Connection between theory of superconductivity and Bohmian mechanics I stumbled upon an interesting chapter of Feynman Lectures about Superconductivity and was surprised to see that the equations of motion of the superconducting electron fluid (21.38 and 21.39) hold a term known as Quantum Potential from Bohmian mechanics (the last term in the first equation):
$$
\begin{equation}
\label{Eq:III:21:38}
\left.m\frac{dv}{dt}\right|_{\text{comoving}}\kern{-0.5ex}=
q(E\!+\!v\!\times\!B)\,+\,\nabla{\frac{\hbar^2}{2m^2}
\!\biggl(\!\frac{1}{\sqrt{\rho}}\nabla^2\!\!\sqrt{\rho}\!\biggr)}.
\end{equation}
$$
$$
\nabla \times v=-\frac{q}{m}\,B.
$$
Seeing this I was wondering if Bohmian Mechanics might have been misinterpreted in the past as a theory about a single electron? Maybe it is in fact a theory describing the behaviour of many charged massive bosons (like cooper pairs of electrons in the case of superconductivity), where the wave function becomes a classical observable (as Feynman explains quite nicely)?
 A: It happens quite often in physics that equations from rather different areas have a similar form (A professor I knew, for example, used to say: "Statistical physics is exactly like quantum mechanics without the $i$".) So no, Bohmian mechanics has not been "misinterpreted" just because there is some similarity to other equations in physics. You may want to read up more about Bohmian mechanics for example here to understand its merits describing non-relativistic quantum particles: https://arxiv.org/abs/quant-ph/0408113
I am not an expert on superconductivity, but I can present a strong similarity between the Bohmian law and fluid dynamics:
From the Schrödinger equation, the following continuity equation follows. Here $\rho = |\psi|^2$.

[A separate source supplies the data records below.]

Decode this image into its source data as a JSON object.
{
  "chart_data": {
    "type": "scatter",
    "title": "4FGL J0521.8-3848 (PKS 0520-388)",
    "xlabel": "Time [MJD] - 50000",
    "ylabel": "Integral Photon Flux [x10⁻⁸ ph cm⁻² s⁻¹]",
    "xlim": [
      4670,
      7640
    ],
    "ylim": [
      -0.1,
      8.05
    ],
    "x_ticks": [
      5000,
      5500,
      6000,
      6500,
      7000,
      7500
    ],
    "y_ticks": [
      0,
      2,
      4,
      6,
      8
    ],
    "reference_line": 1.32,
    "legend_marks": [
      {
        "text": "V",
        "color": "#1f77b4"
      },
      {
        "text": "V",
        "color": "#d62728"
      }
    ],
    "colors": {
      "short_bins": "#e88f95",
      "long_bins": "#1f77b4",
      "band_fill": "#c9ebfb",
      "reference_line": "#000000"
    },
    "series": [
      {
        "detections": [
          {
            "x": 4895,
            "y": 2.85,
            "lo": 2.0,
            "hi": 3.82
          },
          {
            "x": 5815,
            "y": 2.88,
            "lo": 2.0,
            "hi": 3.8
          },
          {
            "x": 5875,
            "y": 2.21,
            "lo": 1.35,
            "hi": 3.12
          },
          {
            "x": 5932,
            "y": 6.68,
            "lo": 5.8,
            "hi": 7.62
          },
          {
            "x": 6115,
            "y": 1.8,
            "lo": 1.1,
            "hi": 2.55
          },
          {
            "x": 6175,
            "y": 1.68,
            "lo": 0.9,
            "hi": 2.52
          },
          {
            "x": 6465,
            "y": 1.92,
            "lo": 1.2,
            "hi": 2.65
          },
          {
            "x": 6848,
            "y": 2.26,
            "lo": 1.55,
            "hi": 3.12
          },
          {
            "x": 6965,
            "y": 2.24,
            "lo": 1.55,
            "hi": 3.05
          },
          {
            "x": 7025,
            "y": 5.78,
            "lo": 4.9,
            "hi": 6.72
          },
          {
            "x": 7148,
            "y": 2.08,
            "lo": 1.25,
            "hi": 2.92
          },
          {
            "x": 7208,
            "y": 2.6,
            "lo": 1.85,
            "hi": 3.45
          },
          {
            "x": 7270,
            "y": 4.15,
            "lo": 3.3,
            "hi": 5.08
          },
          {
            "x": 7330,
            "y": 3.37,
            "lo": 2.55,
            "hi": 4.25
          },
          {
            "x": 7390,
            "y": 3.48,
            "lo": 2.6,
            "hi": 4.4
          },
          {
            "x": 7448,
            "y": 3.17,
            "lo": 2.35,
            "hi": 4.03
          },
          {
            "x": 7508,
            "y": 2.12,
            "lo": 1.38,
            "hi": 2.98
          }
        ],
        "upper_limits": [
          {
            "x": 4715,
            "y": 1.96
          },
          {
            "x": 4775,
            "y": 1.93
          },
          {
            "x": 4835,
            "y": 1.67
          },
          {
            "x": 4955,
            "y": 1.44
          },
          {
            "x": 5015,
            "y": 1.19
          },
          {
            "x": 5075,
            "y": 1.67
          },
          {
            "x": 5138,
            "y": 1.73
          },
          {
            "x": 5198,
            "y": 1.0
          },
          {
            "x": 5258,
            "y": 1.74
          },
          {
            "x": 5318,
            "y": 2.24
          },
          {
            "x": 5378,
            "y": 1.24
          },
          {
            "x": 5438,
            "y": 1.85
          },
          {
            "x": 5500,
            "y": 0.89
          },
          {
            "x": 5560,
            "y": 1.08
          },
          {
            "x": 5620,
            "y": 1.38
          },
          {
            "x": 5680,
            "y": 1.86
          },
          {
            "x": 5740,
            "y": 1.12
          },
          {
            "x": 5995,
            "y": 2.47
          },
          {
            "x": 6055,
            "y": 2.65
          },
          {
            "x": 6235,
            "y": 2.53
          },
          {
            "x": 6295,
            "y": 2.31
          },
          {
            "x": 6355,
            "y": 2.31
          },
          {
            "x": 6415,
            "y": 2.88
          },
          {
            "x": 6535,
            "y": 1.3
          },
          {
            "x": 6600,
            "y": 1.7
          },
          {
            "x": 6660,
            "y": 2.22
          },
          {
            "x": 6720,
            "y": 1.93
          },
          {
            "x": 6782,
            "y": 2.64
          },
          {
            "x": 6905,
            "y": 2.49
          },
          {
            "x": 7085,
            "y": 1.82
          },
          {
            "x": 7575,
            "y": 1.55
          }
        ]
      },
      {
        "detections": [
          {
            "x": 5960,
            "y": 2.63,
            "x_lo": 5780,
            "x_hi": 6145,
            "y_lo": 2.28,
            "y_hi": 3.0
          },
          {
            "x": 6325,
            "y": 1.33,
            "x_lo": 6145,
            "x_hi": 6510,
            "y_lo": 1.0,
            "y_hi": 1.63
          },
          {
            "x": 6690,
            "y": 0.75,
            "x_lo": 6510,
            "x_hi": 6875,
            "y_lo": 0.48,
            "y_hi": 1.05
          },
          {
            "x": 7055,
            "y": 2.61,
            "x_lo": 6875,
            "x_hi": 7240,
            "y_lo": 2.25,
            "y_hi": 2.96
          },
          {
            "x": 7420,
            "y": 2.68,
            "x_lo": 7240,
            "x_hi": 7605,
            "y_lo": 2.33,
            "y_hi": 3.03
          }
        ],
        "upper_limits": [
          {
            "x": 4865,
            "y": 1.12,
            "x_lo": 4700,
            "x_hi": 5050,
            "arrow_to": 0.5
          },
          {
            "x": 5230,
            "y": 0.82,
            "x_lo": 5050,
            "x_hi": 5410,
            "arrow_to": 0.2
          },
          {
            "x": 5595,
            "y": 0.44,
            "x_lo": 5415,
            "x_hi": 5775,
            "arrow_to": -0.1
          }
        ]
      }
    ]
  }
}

$$ \frac{\partial \rho(x)}{\partial t} = - \nabla \cdot j(x)$$
with the so-called quantum current $j(x) = 2 \Im (\psi^*(x) \nabla \psi(x))$. This type of equation can be found also in the dynamics of fluids, where then $\rho$ is the density of the fluid and $j$ its current. For fluids, this can be expressed as $j = \rho v$, with velocity field $v$. If you take the analogy further, and also read the quantum continuity equation as a similar thing, you get for the velocity:
$$ v(x) = \frac{j(x)}{\rho(x)} = 2 \Im \frac{\psi^*(x) \nabla \psi(x) }{|\psi|^2(x)}. $$
Actually, this is just the guiding law in Bohmian mechanics, which gives the change of the positions $v(Q(t)) = \frac{d}{dt} Q(t)$ of the particles. So you see that a strong analogy holds between the movement of particles in a fluid and the movement of quantum particles guided by a wave function in Bohmian mechanics.
This is also the reasion that experiments like here: https://www.youtube.com/watch?v=WIyTZDHuarQ show the same behaviour as quantum systems to some extent.